Taboola's advanced technology coupled with Connexity's retail expertise and index of more than 750 million product offers will help introduce a new type of recommendation offering for Taboola on the open web. These recommendations will connect editorial content to product recommendations, where readers can easily buy products related to stories they are reading.
“We’re so excited to welcome the Connexity team to our Taboola family, today is a big day,” said Adam Singolda, CEO and founder, Taboola. “The rise of social commerce proves the value of commerce alongside content, and with Connexity, Taboola is primed to bring this value to the open web. e-Commerce is the future of the open web, consumers will be buying outside of Amazon, on publishers’ sites next to trusted editorial content a lot more than they are today. Amazon has millions of merchants, but merchants mainly have Amazon. That changes today. Combining Taboola and Connexity’s technologies is one step forward in creating an alternative to walled gardens.”
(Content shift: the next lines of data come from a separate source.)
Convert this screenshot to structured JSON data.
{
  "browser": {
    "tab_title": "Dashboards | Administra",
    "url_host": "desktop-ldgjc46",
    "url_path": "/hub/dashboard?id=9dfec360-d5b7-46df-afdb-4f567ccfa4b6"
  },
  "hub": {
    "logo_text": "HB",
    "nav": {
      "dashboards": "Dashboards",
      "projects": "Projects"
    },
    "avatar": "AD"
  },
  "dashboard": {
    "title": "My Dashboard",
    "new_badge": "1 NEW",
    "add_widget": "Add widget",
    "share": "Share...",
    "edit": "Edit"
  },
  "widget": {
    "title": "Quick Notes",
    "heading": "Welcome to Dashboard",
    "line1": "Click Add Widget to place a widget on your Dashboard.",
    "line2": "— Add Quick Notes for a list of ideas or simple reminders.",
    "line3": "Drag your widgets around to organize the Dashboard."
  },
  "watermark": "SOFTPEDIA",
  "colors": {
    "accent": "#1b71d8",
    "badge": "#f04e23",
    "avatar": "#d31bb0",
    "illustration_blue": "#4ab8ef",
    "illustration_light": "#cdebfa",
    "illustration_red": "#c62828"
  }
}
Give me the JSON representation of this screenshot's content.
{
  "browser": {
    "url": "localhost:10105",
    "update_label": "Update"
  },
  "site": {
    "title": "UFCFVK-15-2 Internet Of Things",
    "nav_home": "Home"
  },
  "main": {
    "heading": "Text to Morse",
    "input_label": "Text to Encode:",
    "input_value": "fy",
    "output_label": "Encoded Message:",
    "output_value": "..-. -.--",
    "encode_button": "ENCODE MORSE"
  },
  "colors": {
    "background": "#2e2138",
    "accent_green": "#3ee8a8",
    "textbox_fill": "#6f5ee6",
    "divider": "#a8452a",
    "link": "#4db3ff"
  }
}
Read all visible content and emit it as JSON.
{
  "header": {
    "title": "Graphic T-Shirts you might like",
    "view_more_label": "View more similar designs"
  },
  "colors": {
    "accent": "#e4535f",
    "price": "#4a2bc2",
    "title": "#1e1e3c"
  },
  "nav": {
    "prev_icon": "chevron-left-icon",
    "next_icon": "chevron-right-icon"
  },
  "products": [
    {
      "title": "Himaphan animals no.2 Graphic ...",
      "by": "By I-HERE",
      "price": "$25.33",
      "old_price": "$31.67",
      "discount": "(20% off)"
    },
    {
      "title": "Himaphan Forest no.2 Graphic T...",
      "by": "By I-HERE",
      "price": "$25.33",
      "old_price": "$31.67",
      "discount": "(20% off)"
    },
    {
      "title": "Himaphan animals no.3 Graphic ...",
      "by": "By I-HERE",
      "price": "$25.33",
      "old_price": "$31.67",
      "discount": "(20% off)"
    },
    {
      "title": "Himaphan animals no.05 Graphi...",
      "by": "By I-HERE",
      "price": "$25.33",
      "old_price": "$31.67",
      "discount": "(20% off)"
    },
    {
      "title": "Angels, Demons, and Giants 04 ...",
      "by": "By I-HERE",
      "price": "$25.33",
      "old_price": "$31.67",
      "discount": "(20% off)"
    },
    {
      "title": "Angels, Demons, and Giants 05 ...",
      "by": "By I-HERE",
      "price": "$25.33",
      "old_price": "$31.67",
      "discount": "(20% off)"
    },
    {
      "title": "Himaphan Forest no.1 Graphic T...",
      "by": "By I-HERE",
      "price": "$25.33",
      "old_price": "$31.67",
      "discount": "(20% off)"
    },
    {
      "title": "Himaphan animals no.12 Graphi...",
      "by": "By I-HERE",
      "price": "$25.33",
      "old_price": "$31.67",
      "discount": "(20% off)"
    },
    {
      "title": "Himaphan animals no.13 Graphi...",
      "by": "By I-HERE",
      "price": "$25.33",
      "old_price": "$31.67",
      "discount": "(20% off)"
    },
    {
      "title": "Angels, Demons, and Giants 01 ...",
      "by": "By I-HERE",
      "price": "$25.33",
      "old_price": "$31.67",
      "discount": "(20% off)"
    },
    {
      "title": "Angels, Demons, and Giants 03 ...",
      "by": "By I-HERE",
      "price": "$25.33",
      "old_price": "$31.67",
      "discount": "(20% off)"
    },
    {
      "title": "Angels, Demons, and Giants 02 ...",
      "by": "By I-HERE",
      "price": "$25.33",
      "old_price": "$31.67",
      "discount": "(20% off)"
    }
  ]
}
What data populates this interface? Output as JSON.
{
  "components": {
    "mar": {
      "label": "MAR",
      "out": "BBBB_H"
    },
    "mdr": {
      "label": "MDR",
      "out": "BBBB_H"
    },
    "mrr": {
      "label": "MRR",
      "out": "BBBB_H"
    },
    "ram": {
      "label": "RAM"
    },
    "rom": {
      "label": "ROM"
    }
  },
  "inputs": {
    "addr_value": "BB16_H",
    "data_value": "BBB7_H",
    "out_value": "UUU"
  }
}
“Today, our vision of helping brands easily connect with customers and helping publishers grow gets supercharged with Taboola,” said Bill Glass, CEO of Connexity. “This is a shared vision for both companies, which makes this deal a natural fit and a huge win for both of our customer sets. I want to thank all of the team members as well as our loyal customers and partners who have helped Connexity pioneer its space and grow over the past 20 years.”
Today’s deal represents Taboola’s fifth acquisition and adds over 200 people to their team, bringing the number of total employees to approximately 1,600. Bill Glass, Connexity CEO, and the Connexity management team will lead the newly formed business unit at Taboola.
Connexity generated USD $158m (£114.6m) of revenue, USD $63m (£45.7m) of ex-TAC Gross profit and USD $28m (£20.3m) of Adjusted EBITDA in 2019, growing to USD $176m (£127.7m) of revenue, USD $78m (£56.6m) of ex-TAC Gross profit and USD $38m (£27.6m) of Adjusted EBITDA in 2020, driven by expansion of its merchant customer base, as well as the successful integration of Skimlinks’ market-leading commerce content technologies.
This release sets forth certain combined financial information for Taboola and Connexity. Such financial information is a simple summation of results for Taboola and Connexity, and does not reflect pro forma financial results pursuant to Article 11 of Regulation S-X. Such pro forma financial results could differ materially from that set forth above.